Unlike the bedroom, kitchen, and bathroom, the basement is a flexible space with endless uses depending on the homeowner’s tastes.
A stressful renovation process due to mold, mildew, water damage, and insulation issues, the basement is a forgotten area where plenty have tried and failed.
To tackle this renovation successfully, the finished space must be a blank canvas for current and future homeowners to use and change at will.
Devise a plan for the basement that fits the homeowner’s needs while being ‘for sale’ ready for home selling. Purposes meeting the qualifications are a game room, kids’ playroom, home gym, den, and home office.
Homeowners choosing a permanent renovation must ensure future buyers like the renovation as much as you do.
A bedroom or a laundry room is acceptable permanent spaces while a home entertainment center or wine cellar is an acquired taste.
For rooms with something in the center of it (i.e., column beam, bookshelf, or fireplace), use the space as a divider for two separate rooms in one space.
In terms of design, the basement is separate from the house design for no apparent reason. There’s no reason for this. Extend the decorating methods used throughout the home to the basement to create unity and flow.
Besides, the basement is part of the house, and the home design proves the basement belongs. A good idea is extending the home flooring material to the basement.
Specifically, add an expensive, durable, and warm carpet to remedy the basement’s cold floors.
Finished basements are not officially a room unless there’s storage space, and the basement is no different. Recessed, open, and/or built-in shelves, cabinets, and storage areas offer space for basement belongings without clutter or overcrowding.
Homeowners should leave room in the basement for portable storage options such as multipurpose furniture, storage bins, chests, and sideboards. Just don’t make storage installation too expensive because ROI won’t return in full.
The stairs are a basement staple, so besides making it durable and sturdy, the stairs should be a part of the basement. Two ideas are to make the stairs open and turn it into a room divider.
An open stairway effortlessly connects the basement to the house visually thanks to the open space between the stairs. Additionally, the open space allows more light in the basement too.
Meanwhile, if the stairs are in the center, divide the area into two rooms and let the stairs act as a divider.
Eliminate the ‘dark basement’ stereotype by incorporating indoor lights in the area. Lights on the ceiling, near the floors, inside shelves, in the corner, and around the stairs blanket every inch with light.

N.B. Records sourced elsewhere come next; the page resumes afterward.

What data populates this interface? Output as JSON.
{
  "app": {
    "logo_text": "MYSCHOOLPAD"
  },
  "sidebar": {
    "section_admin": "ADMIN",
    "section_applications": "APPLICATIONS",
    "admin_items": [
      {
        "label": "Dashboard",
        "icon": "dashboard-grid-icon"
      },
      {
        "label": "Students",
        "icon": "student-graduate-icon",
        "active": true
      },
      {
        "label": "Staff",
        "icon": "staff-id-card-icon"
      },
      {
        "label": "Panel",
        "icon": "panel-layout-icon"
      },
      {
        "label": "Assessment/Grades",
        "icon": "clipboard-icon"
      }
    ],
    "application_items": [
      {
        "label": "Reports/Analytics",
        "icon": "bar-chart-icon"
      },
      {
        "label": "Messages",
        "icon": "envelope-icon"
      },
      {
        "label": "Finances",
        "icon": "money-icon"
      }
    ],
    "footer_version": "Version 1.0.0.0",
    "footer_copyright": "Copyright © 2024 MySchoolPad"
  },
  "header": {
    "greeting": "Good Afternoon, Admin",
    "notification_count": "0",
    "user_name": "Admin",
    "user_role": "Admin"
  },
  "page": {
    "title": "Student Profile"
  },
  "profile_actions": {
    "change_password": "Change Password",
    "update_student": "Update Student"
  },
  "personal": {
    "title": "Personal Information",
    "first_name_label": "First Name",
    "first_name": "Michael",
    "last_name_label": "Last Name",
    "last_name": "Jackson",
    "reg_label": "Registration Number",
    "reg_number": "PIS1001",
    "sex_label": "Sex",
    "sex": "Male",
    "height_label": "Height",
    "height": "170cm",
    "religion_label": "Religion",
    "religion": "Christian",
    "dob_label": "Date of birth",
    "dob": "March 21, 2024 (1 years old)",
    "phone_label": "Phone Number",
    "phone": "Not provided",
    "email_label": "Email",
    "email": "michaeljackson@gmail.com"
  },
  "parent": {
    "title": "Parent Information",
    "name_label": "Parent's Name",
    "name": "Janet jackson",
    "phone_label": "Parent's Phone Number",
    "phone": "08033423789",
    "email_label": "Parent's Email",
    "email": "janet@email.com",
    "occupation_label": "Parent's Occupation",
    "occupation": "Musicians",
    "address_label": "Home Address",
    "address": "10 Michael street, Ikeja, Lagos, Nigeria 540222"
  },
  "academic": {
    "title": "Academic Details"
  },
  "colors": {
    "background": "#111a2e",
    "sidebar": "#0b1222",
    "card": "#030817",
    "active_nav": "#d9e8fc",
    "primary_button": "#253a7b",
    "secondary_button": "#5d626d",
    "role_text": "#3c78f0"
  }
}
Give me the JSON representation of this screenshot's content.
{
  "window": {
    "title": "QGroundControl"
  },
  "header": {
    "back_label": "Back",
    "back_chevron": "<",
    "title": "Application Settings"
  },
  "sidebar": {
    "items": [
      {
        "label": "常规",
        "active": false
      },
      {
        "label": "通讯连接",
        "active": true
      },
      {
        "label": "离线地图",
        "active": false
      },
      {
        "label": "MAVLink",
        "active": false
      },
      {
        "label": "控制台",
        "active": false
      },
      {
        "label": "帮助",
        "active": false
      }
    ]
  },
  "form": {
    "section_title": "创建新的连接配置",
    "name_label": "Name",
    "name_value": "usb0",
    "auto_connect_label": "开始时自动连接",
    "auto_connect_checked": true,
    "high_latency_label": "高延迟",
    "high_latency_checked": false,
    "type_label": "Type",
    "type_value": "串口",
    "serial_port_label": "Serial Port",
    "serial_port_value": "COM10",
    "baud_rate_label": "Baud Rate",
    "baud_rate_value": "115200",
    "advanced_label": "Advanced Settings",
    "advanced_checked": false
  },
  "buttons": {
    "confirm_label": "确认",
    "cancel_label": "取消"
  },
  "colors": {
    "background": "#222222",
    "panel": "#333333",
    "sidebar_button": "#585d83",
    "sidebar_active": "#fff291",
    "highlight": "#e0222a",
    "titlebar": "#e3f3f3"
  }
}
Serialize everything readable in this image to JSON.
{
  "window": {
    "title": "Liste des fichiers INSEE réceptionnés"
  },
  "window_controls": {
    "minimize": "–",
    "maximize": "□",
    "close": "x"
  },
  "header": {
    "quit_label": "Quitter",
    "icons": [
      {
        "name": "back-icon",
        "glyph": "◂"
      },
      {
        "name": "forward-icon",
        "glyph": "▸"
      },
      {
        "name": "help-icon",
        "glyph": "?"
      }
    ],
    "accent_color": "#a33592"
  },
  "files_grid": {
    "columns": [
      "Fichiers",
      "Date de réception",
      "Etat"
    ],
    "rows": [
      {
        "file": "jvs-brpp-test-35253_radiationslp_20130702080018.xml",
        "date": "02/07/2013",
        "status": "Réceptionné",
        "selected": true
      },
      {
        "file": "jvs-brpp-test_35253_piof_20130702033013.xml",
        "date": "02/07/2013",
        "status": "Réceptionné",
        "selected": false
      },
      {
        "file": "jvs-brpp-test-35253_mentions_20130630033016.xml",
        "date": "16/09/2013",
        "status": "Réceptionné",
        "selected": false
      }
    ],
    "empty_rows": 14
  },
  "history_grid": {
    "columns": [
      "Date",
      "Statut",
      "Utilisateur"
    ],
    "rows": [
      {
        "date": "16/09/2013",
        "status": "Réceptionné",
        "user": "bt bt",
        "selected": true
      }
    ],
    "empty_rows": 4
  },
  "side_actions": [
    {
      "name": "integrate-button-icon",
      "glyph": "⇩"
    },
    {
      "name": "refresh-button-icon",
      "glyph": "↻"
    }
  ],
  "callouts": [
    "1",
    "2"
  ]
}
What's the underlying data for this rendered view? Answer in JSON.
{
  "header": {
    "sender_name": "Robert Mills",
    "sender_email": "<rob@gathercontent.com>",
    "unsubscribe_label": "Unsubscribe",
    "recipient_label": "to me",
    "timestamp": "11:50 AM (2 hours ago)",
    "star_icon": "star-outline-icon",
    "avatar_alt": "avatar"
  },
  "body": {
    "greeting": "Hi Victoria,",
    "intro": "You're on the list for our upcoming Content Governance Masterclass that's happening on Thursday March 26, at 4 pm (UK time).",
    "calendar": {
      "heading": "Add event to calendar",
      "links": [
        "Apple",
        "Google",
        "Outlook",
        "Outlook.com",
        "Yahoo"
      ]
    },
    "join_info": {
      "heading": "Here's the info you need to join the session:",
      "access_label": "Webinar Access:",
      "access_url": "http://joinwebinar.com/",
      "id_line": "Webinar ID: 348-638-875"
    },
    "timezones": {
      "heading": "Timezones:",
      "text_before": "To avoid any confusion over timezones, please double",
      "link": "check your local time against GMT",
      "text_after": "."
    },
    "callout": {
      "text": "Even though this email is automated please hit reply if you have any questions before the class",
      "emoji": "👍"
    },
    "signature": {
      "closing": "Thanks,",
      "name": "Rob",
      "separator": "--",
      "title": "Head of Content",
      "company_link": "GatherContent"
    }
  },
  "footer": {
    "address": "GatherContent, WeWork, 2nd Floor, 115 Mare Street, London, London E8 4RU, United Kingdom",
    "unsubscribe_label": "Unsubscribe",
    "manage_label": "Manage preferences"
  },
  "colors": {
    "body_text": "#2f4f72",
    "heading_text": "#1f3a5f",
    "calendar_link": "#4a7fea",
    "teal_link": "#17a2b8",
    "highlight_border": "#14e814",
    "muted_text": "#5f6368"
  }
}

Mix primary lights with accent lights, lamps, task lights, and track lights for a layered and natural feel. Complete the space with an egress window.
Finishing the Basement
A basement renovation adds one more useful, yet adaptable area to a great space. However, DIY basement renovation from once-energetic homeowners gets bored, frustrated, or angry.
Therefore, a basement renovation is a task best handled by experienced and trained professionals.